The world’s hottest city according to the World Meteorological Organisation, clocking up an impressive annual average air temperature of 28 °C, Bangkok is the place to move if the cold is your biggest nemesis. While it experiences rainy and dry seasons (its part of the South Asian monsoon system) average temperatures never drop below 20 °C, so your bones will stay pleasantly warm all year round.

As a place to live Bangkok also looks pretty attractive. Despite the political turmoil of recent years it remains a major tourist destination and a major economic centre in the South Asia area. As such there are plenty of employment opportunities for appropriately qualified expats in commercial banks and financial institutions. The cost of living is much lower than in Western cities, crime is mostly restricted to petty theft and 99.5% of the population have healthcare coverage.

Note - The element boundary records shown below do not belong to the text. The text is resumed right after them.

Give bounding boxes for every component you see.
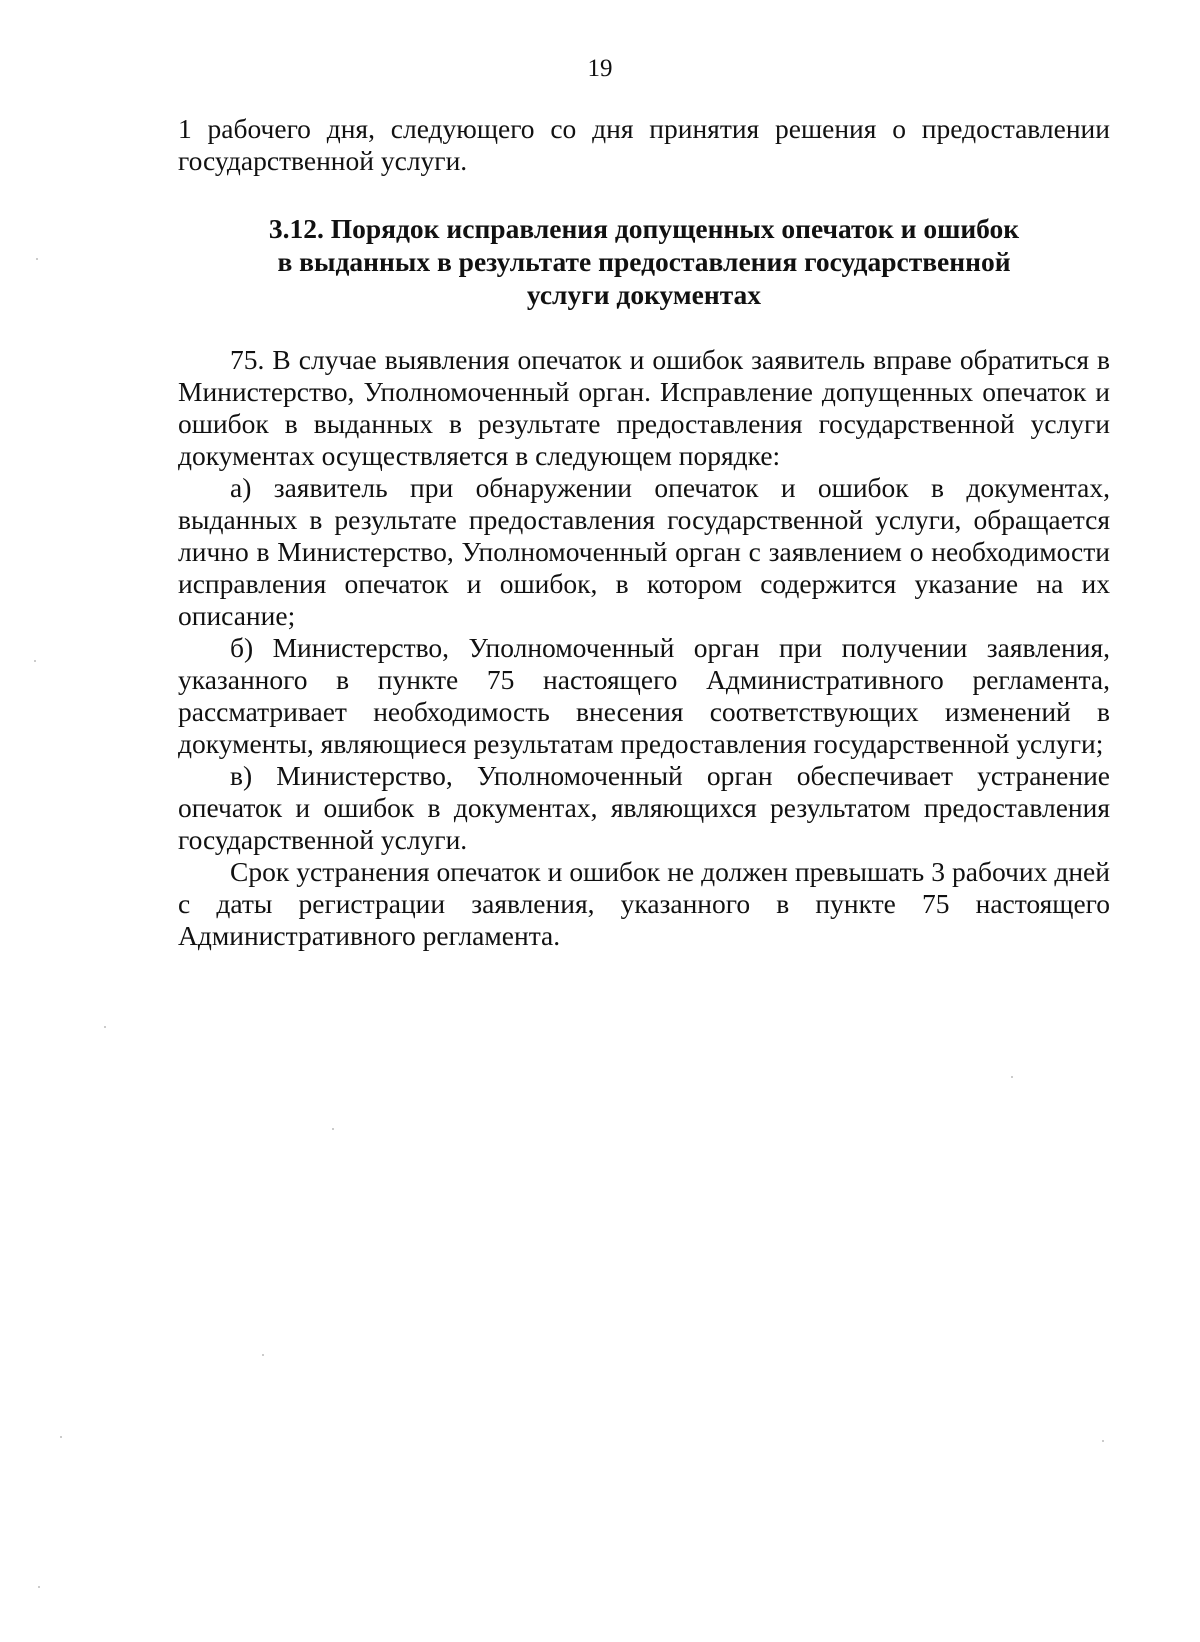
scan-speck bbox=[262, 1354, 264, 1356]
section-title bbox=[178, 212, 1110, 311]
section-title-line-2: в выданных в результате предоставления государственной bbox=[277, 246, 1011, 277]
paragraph-item-v: в) Министерство, Уполномоченный орган обеспечивает устранение опечаток и ошибок в документах, являющихся результатом предоставления государственной услуги. bbox=[178, 760, 1110, 855]
scan-speck bbox=[38, 1586, 40, 1588]
scan-speck bbox=[36, 258, 38, 260]
scan-speck bbox=[1102, 1440, 1104, 1442]
section-title-line-1: 3.12. Порядок исправления допущенных опечаток и ошибок bbox=[268, 213, 1020, 244]
scan-speck bbox=[1011, 1076, 1013, 1078]
section-body bbox=[178, 344, 1110, 952]
scan-speck bbox=[60, 1436, 62, 1438]
section-title-line-3: услуги документах bbox=[526, 279, 762, 310]
scan-speck bbox=[34, 660, 36, 662]
paragraph-item-a: а) заявитель при обнаружении опечаток и ошибок в документах, выданных в результате предоставления государственной услуги, обращается лично в Министерство, Уполномоченный орган с заявлением о необходимости исправления опечаток и ошибок, в котором содержится указание на их описание; bbox=[178, 472, 1110, 631]
scan-speck bbox=[104, 1026, 106, 1028]
scan-speck bbox=[332, 1128, 334, 1130]
paragraph-deadline: Срок устранения опечаток и ошибок не должен превышать 3 рабочих дней с даты регистрации заявления, указанного в пункте 75 настоящего Административного регламента. bbox=[178, 856, 1110, 951]
page-number: 19 bbox=[587, 55, 613, 82]
intro-paragraph: 1 рабочего дня, следующего со дня принятия решения о предоставлении государственной услуги. bbox=[178, 113, 1110, 176]
paragraph-75: 75. В случае выявления опечаток и ошибок заявитель вправе обратиться в Министерство, Уполномоченный орган. Исправление допущенных опечаток и ошибок в выданных в результате предоставления государственной услуги документах осуществляется в следующем порядке: bbox=[178, 344, 1110, 471]
paragraph-item-b: б) Министерство, Уполномоченный орган при получении заявления, указанного в пункте 75 настоящего Административного регламента, рассматривает необходимость внесения соответствующих изменений в документы, являющиеся результатам предоставления государственной услуги; bbox=[178, 632, 1110, 759]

However, the city is currently in a state of emergency due to clashes between supporters of opposing political parties. As such it’s probably best to delay any decision until after the elections in February.

The most bicycle-friendly: Amsterdam, Netherlands

Topping the 2013 Copenhagenize Index, Amsterdam is a haven for bike lovers. Unlike other major European cities, there’s a mainstream cycling culture, a widespread 30km/h speed limit, excellent facilities and infrastructure support and no demonisation of cyclists in the press (you won’t find any Jeremy Clarkson style figures here). And it’s completely devoid of thigh-killing hills.

Amsterdam is also a major financial centre in Europe where English speaking is almost ubiquitous so employment opportunities for escapees of London’s woeful cycle lanes are plentiful. It’s a city steeped in history and culture too: there’s a wealth of museums and galleries among the picturesque squares and canals.

The only drawback to Amsterdam is the difficulty of finding rented accommodation: demand far outstrips supply. Though the House Value Rating System, which awards each residence points for location, size, facilities and standard on a scale up to 142, does make it easy to judge relative value for money. And it’s still much cheaper than London or Paris.